The headline of a September 12, 2010 article in Le Monde reads: “WikiLeaks: In France the Rwandan investigation was followed in high places.” The author reveals that American diplomatic cables dated January 27, 2007 and classified “secret” indicate that the judge informed the US “that he had presented his decision to French officials, including President Chirac, as that of an independent judge, but had chosen to consult them because he was convinced of the need to coordinate his schedule with the government.” The article adds: “Bruguière presented his dossier in a very professional way, but he did not hide his personal wish to see the Kagamé government isolated.”

A highly placed French diplomat confided that “the government had given a green light to Bruguière to tender his report [the arrest warrants] [and] that France had wanted to hit back at the Rwanda decision to lead an inquiry into the implication of France in the 1994 genocide and its consequences”. In November 2006, judge Bruguière handed down nine arrest warrants against Rwandan leaders, including President Kagamé.

Rwanda broke off diplomatic relations with France in January 2007.

Jean-Louis Bruguière's statement was made between the breaking off of Franco-Rwandan relations and the election of Nicolas Sarkozy.
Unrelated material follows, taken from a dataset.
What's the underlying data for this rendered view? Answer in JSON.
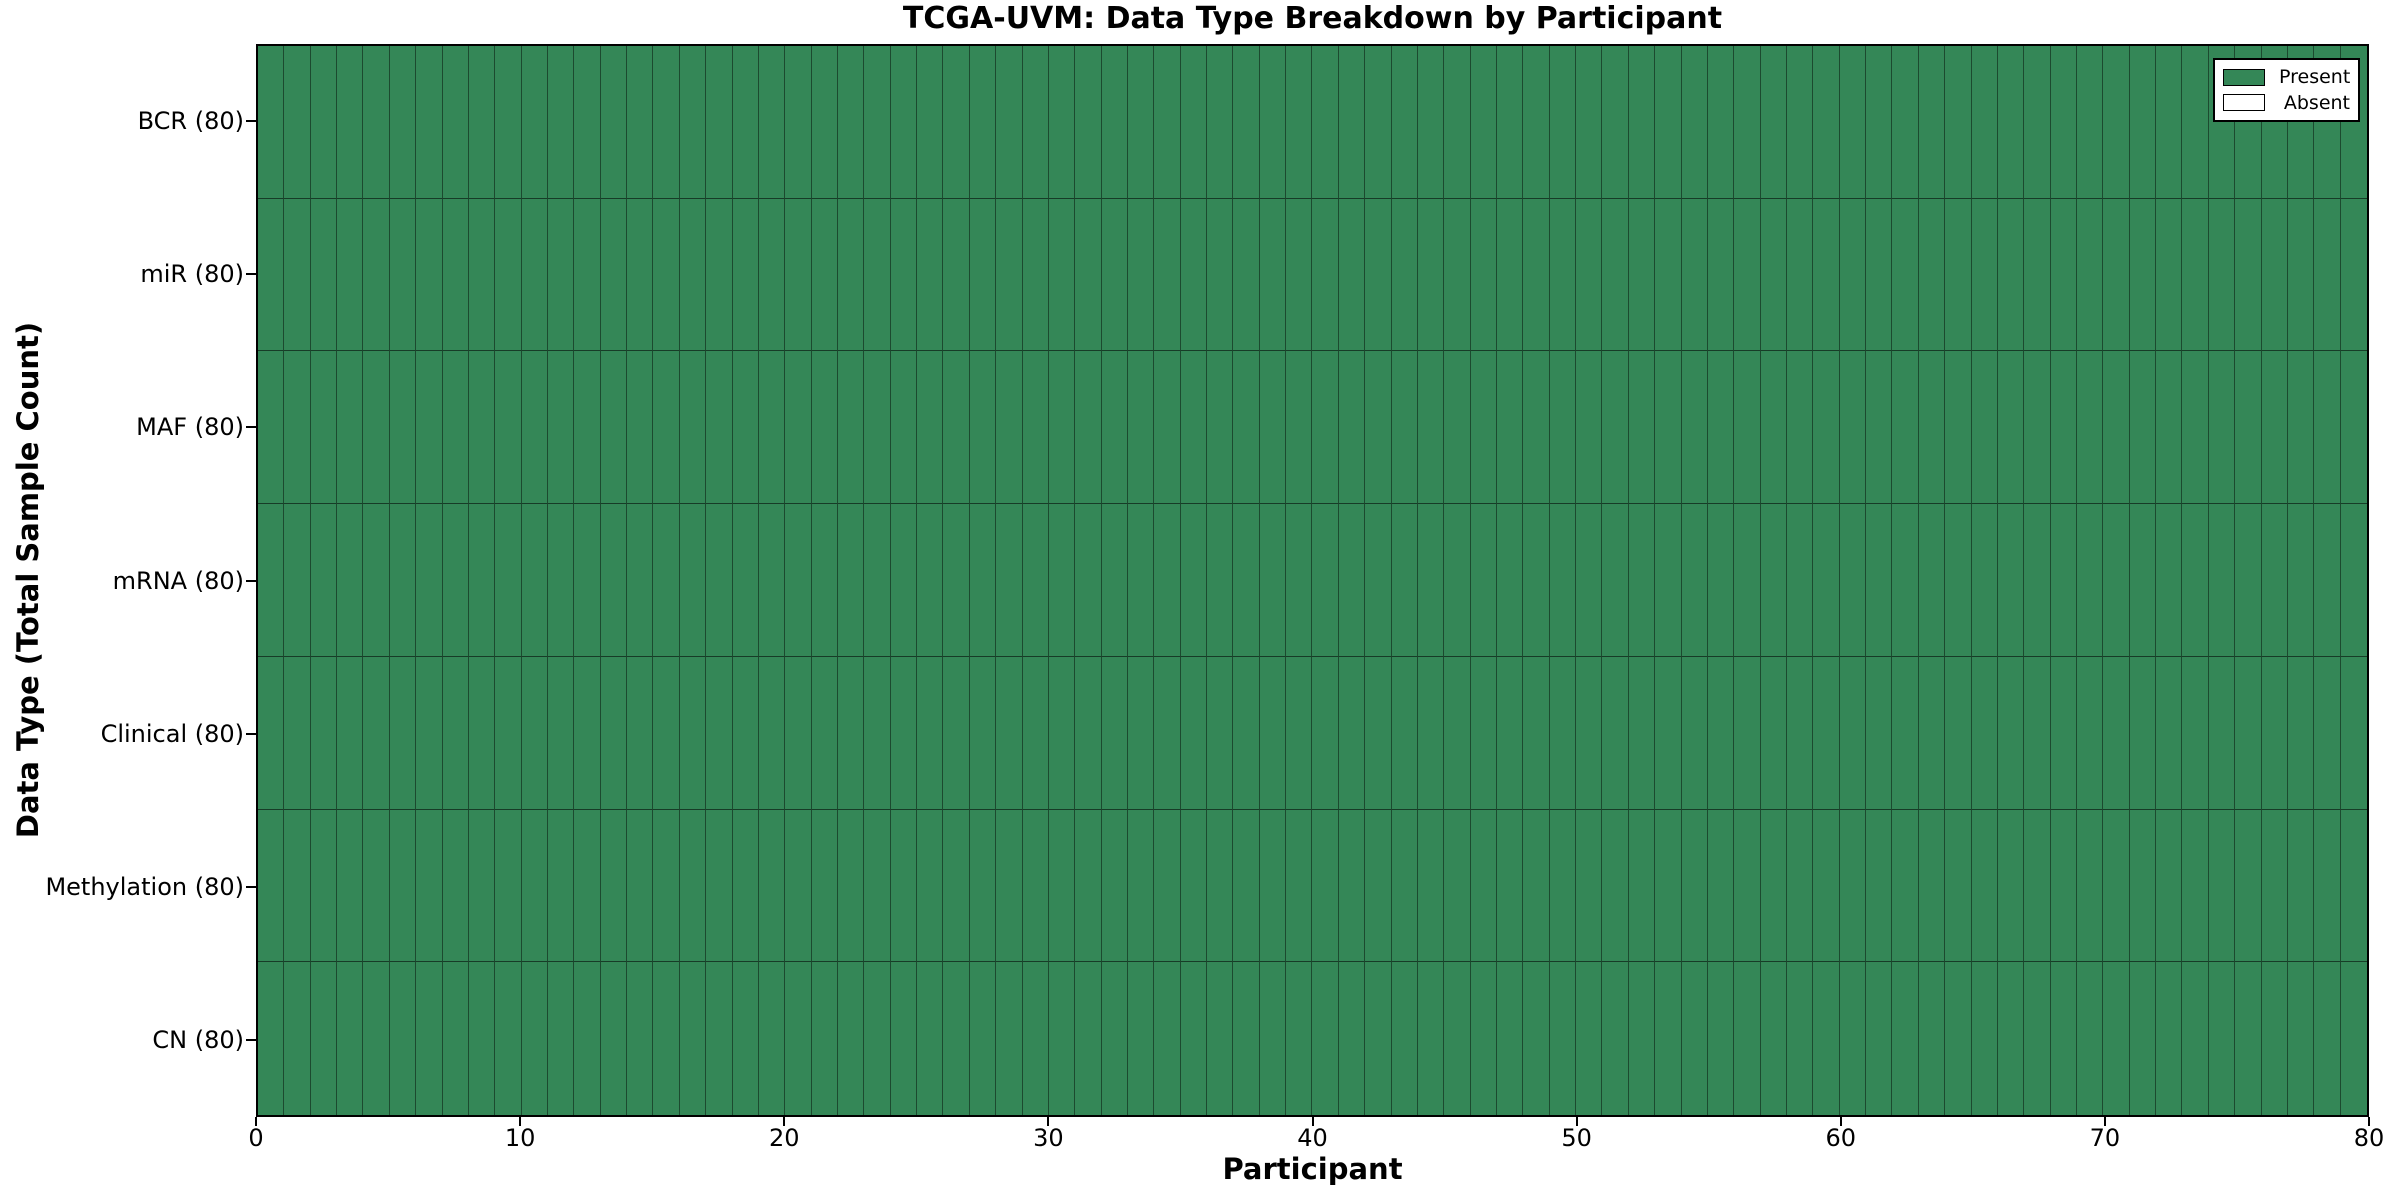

The desire to coordinate the investigation in line with this schedule arises from the fact that the candidacy of Nicolas Sarkozy signified a shift in the strategic orientation of French imperialism toward closer ties with American imperialism. These manoeuvres served to quietly put an end to the judicial investigations, allowing for a Franco-Rwandan rapprochement.

In May 2007, candidate Sarkozy was supported by Judge Jean-Louis Bruguière, who himself stood as a candidate in the parliamentary elections. The blog Afrikarabia comments: “Under these conditions, is ‘the Bruguière investigation’ still a judicial investigation led by an independent judge or a political operation obligingly relayed through the judiciary? The question is sharply posed when in 2007 the judge gives his public support to candidate Nicolas Sarkozy and presents himself as a parliamentary candidate for the third constituency in the Lot and Garonne.”

The WikiLeaks documents relayed by Le Monde indicate that the 2008 arrest in Europe of Kagamé’s chief of protocol, Rose Kabuye, was a manoeuvre to restore diplomatic relations between France and Rwanda: “The arrest of Mrs. Kabuye and her transfer to France has allowed Rwanda to enter into the French proceedings on the terrorist attack of 1994, and to prepare a legally opportune response to re-establish diplomatic relations.”

The published WikiLeaks cable adds: “According to this memo, Rose Kabuye herself had confided to some ‘embassy contacts’ that ‘it would be better to go to France to combat the accusations and be auditioned … [the president] Kagamé has himself expressed his weariness of having to manage the visits to different capitals for formal accusations … and suggested to Kabuye that other protocol officers start to acquire more experience to organize his trip’.”

These dealings allowed a Franco-Rwandan rapprochement to take effect based on France’s refusal to admit any responsibility whatsoever for the genocide. Kabuye was released in April 2009. In 2009, Nicolas Sarkozy visited Rwanda where he refused to recognize France’s role in the genocide.

US diplomats were informed of this manoeuvre by the French Foreign Office, and they made no criticisms. The Americans clearly felt that any denunciation of French dealings risked damaging American imperialist interests. This underlines the cynicism of the imperialist powers and the Rwandan regime, who have all manipulated the Rwandan genocide to facilitate diplomatic manoeuvres.